I've got a web application, one of whose functions is which is constantly appending rows to a large table. The rows look approximately like this:
id bigint not null primary key
visited datetime not null
ip_address
# Other fields
It's a tracking table, as you've probably guessed. The use of this table is completely append-only, that is, there's no modifying rows after they've been inserted.
However, our data volume has increased significantly, and it's become necessary to do stats-processing separately into other tables, rather than querying the data and computing it immediately. Basically I've written a stand-alone program which approximately does this (pseudo-code)
while (true) {
Select rows from tracking table where id > last_id
Feed rows to stats processing thread
last_id = max(id from rows)
sleep some amount of time (~30sec is what I'm currently using)
}
However, I am worried I will be missing rows. A gap in ID's could occur because at the time I select the rows from the tracking table, some of the row id's have been reserved, but data in those transactions was not yet committed, and on the next loop I've already moved on to newer ID's.
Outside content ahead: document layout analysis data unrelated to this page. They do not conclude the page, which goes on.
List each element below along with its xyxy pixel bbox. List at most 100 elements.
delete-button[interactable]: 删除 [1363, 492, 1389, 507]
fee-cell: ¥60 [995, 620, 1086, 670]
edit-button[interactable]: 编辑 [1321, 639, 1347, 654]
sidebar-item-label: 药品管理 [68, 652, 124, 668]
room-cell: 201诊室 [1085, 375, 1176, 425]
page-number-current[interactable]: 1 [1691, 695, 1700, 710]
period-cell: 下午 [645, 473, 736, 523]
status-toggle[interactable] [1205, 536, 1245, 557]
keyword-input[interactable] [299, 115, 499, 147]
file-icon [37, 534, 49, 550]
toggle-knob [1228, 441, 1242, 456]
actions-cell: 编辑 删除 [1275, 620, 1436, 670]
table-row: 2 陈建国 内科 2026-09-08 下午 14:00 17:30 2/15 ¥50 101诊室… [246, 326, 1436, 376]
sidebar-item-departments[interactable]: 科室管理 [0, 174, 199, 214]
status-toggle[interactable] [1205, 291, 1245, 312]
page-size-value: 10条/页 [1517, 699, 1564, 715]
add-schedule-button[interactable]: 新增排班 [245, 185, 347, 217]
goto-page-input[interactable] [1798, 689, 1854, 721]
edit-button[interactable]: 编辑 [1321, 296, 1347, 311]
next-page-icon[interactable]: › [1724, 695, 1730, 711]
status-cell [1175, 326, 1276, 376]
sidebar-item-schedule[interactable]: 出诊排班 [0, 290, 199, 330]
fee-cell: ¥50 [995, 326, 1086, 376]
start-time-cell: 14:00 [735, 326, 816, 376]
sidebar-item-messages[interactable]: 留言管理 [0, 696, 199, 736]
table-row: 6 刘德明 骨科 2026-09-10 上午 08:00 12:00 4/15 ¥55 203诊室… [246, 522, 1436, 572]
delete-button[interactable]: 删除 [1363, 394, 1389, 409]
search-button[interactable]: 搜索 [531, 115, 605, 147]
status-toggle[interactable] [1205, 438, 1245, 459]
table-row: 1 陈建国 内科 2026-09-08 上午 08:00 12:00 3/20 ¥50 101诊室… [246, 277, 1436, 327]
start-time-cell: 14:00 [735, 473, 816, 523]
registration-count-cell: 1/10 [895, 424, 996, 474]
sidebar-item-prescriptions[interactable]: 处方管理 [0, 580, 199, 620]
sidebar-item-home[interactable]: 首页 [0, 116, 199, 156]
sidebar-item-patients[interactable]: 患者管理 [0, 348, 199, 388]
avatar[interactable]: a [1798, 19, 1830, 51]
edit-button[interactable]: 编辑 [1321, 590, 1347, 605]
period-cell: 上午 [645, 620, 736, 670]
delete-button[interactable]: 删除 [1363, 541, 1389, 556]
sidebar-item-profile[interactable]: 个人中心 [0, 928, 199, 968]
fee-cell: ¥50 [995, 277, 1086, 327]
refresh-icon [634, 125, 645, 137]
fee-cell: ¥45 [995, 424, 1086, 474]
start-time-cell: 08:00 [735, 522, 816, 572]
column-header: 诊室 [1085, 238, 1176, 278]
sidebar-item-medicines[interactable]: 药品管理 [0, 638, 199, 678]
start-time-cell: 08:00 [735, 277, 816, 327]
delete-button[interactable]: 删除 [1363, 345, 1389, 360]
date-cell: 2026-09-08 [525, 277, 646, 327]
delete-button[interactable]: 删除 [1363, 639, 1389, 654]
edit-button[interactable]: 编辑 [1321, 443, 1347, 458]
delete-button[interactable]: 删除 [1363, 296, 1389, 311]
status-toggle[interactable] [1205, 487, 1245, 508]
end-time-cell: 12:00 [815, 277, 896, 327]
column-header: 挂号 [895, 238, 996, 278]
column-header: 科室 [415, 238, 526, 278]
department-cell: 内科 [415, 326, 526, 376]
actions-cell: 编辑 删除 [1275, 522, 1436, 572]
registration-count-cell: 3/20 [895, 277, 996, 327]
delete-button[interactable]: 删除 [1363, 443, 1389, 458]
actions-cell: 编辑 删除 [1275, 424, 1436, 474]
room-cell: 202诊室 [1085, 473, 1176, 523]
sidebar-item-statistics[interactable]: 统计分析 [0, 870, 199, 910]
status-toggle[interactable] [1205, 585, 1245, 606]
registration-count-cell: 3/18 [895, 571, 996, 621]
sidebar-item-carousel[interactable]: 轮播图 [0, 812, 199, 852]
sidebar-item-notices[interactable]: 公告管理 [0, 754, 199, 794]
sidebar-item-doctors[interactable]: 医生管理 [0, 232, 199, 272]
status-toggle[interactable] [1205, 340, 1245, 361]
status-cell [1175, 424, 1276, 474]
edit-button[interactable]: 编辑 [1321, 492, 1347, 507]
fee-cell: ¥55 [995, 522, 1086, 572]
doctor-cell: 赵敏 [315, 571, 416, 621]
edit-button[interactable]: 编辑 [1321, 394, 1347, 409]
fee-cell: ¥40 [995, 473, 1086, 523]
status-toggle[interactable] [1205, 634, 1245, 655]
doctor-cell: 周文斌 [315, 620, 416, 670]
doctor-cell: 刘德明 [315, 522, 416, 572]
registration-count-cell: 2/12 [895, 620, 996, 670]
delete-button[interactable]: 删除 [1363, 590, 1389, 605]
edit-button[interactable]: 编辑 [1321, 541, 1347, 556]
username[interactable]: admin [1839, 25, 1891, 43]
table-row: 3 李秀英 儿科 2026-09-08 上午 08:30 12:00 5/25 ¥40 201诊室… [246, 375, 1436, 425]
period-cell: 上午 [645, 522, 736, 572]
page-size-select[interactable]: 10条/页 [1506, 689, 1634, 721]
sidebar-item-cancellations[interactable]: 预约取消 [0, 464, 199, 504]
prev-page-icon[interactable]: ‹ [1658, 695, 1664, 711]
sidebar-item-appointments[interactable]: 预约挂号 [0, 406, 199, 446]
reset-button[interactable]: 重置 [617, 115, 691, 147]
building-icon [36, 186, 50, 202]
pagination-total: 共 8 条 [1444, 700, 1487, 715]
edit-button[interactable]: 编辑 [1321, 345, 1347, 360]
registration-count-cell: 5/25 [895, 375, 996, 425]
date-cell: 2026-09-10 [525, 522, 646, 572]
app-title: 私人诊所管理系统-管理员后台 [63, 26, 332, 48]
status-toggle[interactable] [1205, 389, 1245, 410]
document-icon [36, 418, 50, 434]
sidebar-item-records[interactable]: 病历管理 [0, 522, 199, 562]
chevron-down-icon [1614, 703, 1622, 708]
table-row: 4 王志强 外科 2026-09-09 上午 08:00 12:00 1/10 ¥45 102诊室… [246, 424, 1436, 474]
I have been wondering how to reconcile this, as missing data when computing stats isn't really an option.
Here are the various options I have been tossing around:
Re-design the table or query on something like the visited time
Don't use a relational DB, but some sort of data queueing system?
Query the table on a time lag, ie WHERE id > last_id AND visited < NOW() - some time
It's also possible there is an option I have not considered. What is the best way to query the table so I don't miss any data?